There are apparently very few women in the fashion business, but a whole of “girls.”

Consider the celebrites who have their own fashion lines. Victoria Beckham has “Working Girl.” (Uh, Victoria? You do know that’s a euphemism for prostitutes, don’t you?) Meanwhile, Audrey Gelman has “The Girl Most Likely” and Maria Sharapova has “Golden Girl.”

By the way, case you’re interested in the ages of these “girls,” Victoria Beckham turned 40 this week. Sharapova and Gelman are both in their late 20s.

However, Vogue’s website reports that even women are forever children in the fashion business — often by their own choice.

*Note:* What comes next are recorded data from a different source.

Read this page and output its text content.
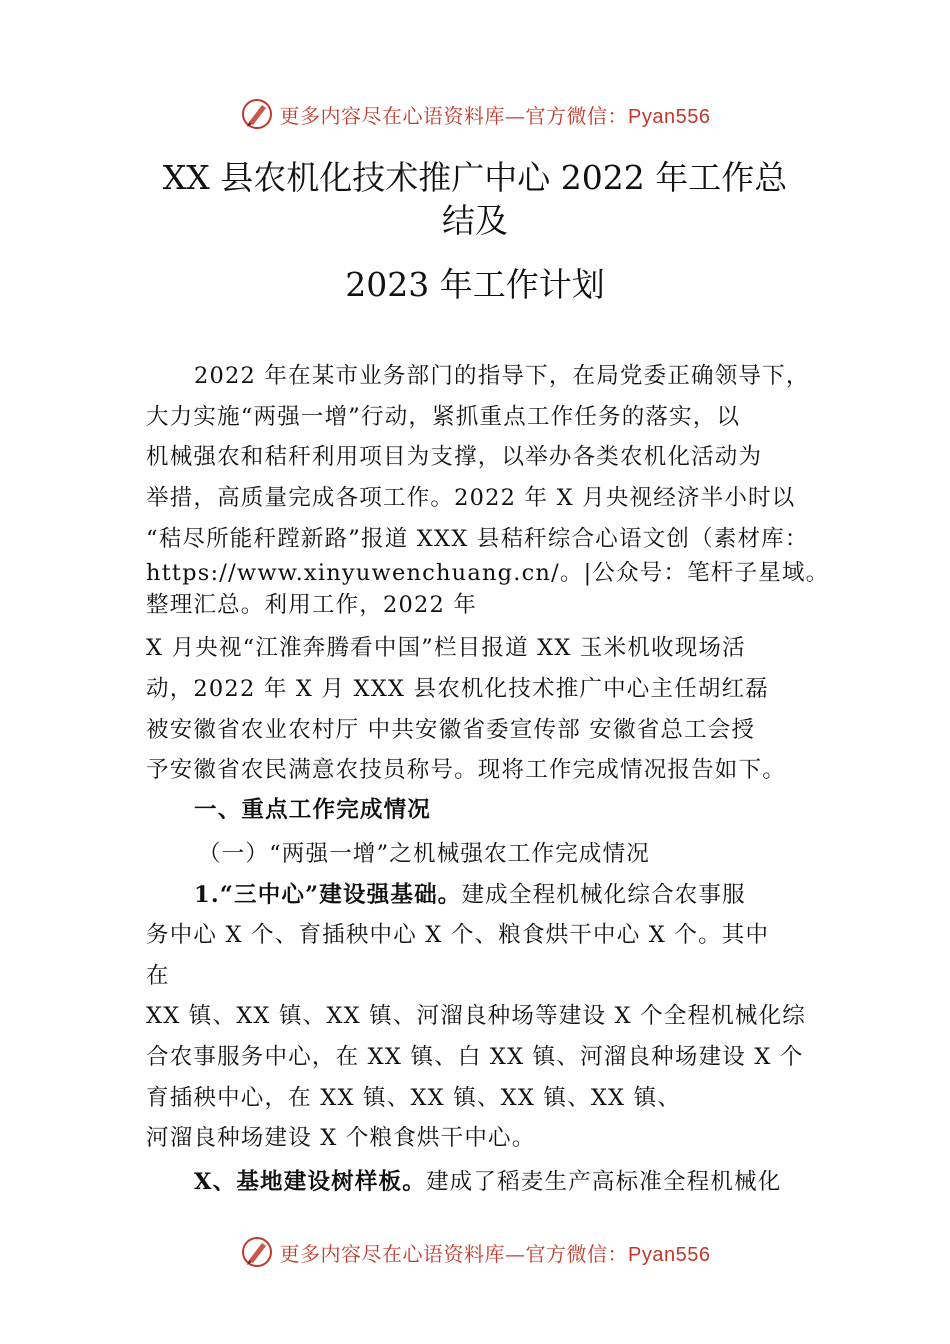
更多内容尽在心语资料库—官方微信：Pyan556
XX 县农机化技术推广中心 2022 年工作总
结及
2023 年工作计划
2022 年在某市业务部门的指导下，在局党委正确领导下，
大力实施“两强一增”行动，紧抓重点工作任务的落实，以
机械强农和秸秆利用项目为支撑，以举办各类农机化活动为
举措，高质量完成各项工作。2022 年 X 月央视经济半小时以
“秸尽所能秆蹚新路”报道 XXX 县秸秆综合心语文创（素材库：
https://www.xinyuwenchuang.cn/。|公众号：笔杆子星域。
整理汇总。利用工作，2022 年
X 月央视“江淮奔腾看中国”栏目报道 XX 玉米机收现场活
动，2022 年 X 月 XXX 县农机化技术推广中心主任胡红磊
被安徽省农业农村厅 中共安徽省委宣传部 安徽省总工会授
予安徽省农民满意农技员称号。现将工作完成情况报告如下。
一、重点工作完成情况
（一）“两强一增”之机械强农工作完成情况
1.“三中心”建设强基础。建成全程机械化综合农事服
务中心 X 个、育插秧中心 X 个、粮食烘干中心 X 个。其中
在
XX 镇、XX 镇、XX 镇、河溜良种场等建设 X 个全程机械化综
合农事服务中心，在 XX 镇、白 XX 镇、河溜良种场建设 X 个
育插秧中心，在 XX 镇、XX 镇、XX 镇、XX 镇、
河溜良种场建设 X 个粮食烘干中心。
X、基地建设树样板。建成了稻麦生产高标准全程机械化
更多内容尽在心语资料库—官方微信：Pyan556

Aliza Licht, the senior vice president of global communications at Donna Karan International and 37-year-old mother of two, calls herself “DKNY PR Girl” on Twitter,

Yes, it matters, Deborah Tannen, a professor of linguistics at Georgetown University and author of “You Just Don’t Understand: Women and Men in Conversation,” tells Vogue.

“Meaning always depends on context,” Tannen tells the magagine. “It’s a return to the pre-women’s movement when ‘woman’ was considered a dirty word and ‘girl’ was the standard way to refer to females.”

Lynn Gaertner-Johnston, the author of “Business Writing with Heart: How to Build Great Work Relationships One Message at a Time,” says the use of the word “girl” may not be a bad thing.

It depends, she tells Vogue.

“The implications can be positive if everybody speaks the same language — if that’s what the industry uses,” she tells the magazine. “In the decision-making room, it does have the potential of making a woman come off as less than. There’s going to be a degree of respect given to certain titles.”

However, Rachna Shah, an executive vice president at the fashion public relations firm KCD, tells Vogue that female fashion executives don’t talk like little girls their financial towers.

“Amongst colleagues, it doesn’t really matter that much to me if I am referred to as a woman or a girl, as long as it isn’t ma’am,” she says. “If there is an obvious intention to use “girl” in a derogatory way, then, of course, it would bother me.”

New York fashion designer Joseph Altuzarra tells Vogue he always calls women women.

“For us, it’s an important distinction to make, not necessarily only from an age point of view, but also when thinking about a woman’s attitude and sensibility,” he tells the magazine. “It is a state of mind and a certain confidence with her sexuality, her appearance, her body.”